Last updated:
ID:
1067795
Start date:
28 November 2025
Project status:
Current
Principal investigator:
Mr Sean Chen Jiale
Lead institution:
Singapore University of Technology and Design, Singapore

Research rationale
Alzheimer’s disease (AD) involves complex gene-brain interactions, but traditional GWAS and neuroimaging rely on large labeled datasets, limiting insights into rare atypical/young-onset forms. Self-supervised learning (SSL) offers a data-efficient alternative by learning representations from unlabeled data. However, existing SSL lacks neuroscience-specific biases.
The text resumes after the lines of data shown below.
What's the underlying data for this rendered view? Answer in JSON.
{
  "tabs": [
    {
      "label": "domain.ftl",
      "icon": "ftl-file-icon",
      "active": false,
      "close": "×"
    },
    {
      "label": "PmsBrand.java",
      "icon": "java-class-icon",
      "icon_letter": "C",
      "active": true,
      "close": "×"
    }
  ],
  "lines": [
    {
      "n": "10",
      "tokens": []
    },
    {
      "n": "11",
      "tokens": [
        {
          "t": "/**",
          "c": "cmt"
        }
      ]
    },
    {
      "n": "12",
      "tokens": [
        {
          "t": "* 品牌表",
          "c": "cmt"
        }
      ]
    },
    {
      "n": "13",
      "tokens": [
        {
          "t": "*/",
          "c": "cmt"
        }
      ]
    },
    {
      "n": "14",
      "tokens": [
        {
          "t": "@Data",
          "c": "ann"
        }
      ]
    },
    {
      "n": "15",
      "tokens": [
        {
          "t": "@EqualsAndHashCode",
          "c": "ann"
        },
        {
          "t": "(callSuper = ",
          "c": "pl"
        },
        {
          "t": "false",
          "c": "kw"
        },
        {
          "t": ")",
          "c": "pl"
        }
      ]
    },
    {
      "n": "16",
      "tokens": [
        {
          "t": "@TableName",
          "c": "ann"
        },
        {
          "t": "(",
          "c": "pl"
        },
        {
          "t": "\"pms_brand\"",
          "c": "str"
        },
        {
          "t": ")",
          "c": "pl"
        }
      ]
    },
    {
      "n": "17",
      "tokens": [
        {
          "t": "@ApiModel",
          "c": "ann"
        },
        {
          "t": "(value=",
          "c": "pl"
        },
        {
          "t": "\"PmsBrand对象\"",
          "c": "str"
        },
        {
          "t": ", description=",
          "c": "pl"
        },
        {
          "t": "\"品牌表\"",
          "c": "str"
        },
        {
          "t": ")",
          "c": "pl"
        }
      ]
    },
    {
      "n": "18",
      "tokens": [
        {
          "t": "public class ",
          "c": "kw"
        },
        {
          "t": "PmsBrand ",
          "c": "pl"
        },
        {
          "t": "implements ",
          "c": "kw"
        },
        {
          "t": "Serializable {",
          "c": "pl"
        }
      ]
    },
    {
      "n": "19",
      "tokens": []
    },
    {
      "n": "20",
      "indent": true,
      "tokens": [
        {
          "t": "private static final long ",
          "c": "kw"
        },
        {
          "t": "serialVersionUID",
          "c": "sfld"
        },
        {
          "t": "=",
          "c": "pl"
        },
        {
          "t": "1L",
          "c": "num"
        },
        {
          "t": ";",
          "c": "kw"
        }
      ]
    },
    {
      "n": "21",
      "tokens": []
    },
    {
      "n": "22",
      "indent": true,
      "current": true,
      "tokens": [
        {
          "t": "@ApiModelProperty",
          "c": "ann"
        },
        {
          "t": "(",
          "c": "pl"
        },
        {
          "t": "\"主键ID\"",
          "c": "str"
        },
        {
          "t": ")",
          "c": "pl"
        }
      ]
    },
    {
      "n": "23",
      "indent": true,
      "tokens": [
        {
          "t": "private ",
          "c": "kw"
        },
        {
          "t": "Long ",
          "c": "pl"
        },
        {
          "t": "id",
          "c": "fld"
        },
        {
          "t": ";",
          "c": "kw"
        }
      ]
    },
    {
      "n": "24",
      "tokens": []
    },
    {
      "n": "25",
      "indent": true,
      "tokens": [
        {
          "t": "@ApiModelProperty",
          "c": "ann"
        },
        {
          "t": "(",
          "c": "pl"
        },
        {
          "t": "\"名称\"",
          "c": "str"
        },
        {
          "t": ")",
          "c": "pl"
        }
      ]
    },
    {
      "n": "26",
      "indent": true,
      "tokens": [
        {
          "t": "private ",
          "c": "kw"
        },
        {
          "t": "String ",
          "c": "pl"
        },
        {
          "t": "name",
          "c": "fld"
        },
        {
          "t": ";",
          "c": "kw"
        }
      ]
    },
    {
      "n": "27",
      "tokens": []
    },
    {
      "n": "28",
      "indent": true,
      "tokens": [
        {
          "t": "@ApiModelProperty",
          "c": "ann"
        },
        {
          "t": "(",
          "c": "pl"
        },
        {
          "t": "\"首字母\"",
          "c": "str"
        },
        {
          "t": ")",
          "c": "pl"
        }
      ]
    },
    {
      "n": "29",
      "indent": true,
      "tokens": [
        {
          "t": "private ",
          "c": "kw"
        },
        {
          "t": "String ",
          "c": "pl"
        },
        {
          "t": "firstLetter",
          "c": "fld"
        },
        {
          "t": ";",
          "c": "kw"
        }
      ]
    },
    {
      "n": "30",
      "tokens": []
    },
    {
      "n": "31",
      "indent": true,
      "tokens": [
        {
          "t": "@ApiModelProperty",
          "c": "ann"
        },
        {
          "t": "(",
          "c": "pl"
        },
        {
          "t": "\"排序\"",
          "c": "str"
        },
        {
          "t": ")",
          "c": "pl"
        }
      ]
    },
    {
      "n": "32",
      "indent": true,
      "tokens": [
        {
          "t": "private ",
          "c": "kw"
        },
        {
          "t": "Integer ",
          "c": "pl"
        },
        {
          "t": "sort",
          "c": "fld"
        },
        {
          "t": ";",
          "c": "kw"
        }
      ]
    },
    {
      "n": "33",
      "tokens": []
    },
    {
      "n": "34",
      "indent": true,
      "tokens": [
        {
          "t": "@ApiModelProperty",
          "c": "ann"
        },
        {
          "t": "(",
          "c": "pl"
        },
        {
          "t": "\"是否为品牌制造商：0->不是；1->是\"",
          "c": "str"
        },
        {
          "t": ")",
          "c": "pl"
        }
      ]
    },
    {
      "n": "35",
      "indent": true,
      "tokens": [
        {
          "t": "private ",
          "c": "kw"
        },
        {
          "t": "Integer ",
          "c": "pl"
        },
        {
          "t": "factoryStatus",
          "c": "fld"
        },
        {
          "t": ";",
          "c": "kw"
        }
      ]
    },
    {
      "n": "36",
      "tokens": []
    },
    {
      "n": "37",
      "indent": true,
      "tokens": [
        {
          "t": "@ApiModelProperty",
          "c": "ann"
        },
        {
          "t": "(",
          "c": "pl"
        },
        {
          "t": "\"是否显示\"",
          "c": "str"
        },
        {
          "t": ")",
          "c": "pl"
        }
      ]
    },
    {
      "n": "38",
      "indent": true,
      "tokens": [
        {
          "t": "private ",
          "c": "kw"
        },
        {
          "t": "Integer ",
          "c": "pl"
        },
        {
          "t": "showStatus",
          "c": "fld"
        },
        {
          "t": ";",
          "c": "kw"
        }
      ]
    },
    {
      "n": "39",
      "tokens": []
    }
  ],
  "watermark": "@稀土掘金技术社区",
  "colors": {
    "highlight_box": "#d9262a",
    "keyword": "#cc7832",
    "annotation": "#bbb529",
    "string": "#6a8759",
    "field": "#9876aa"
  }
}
Our NSSL framework addresses this gap by integrating structural MRI (sMRI) and SNP data with brain-informed algorithms, enabling discovery of novel mechanisms in less represented cohorts.

Research Objectives
Develop NSSL Framework: Design and implement a multimodal SSL model embedding inductive biases (e.g., anatomical priors, genetic heritability) for joint sMRI-SNP representation learning.
Pretrain on Large Datasets: Train NSSL on disease-agnostic public cohorts (e.g., UK Biobank, ADNI) to generate transferable, interpretable priors capturing intrinsic gene-brain couplings.
Transfer to Rare Cohorts: Fine-tune pretrained representations on small atypical/young-onset AD datasets to uncover subtype-specific mechanisms (e.g., amyloid-tau-vascular interactions).
Validate and Interpret: Assess biological plausibility via downstream tasks (e.g., phenotype prediction, pathway enrichment) and interpretability tools (e.g., attention maps).

Research Questions
Can neuroscience-informed SSL yield representations that robustly encode gene-brain interactions across AD heterogeneity?
Do pretrained NSSL priors enhance discovery in small cohorts, revealing novel gene-brain mechanisms related to atypical AD?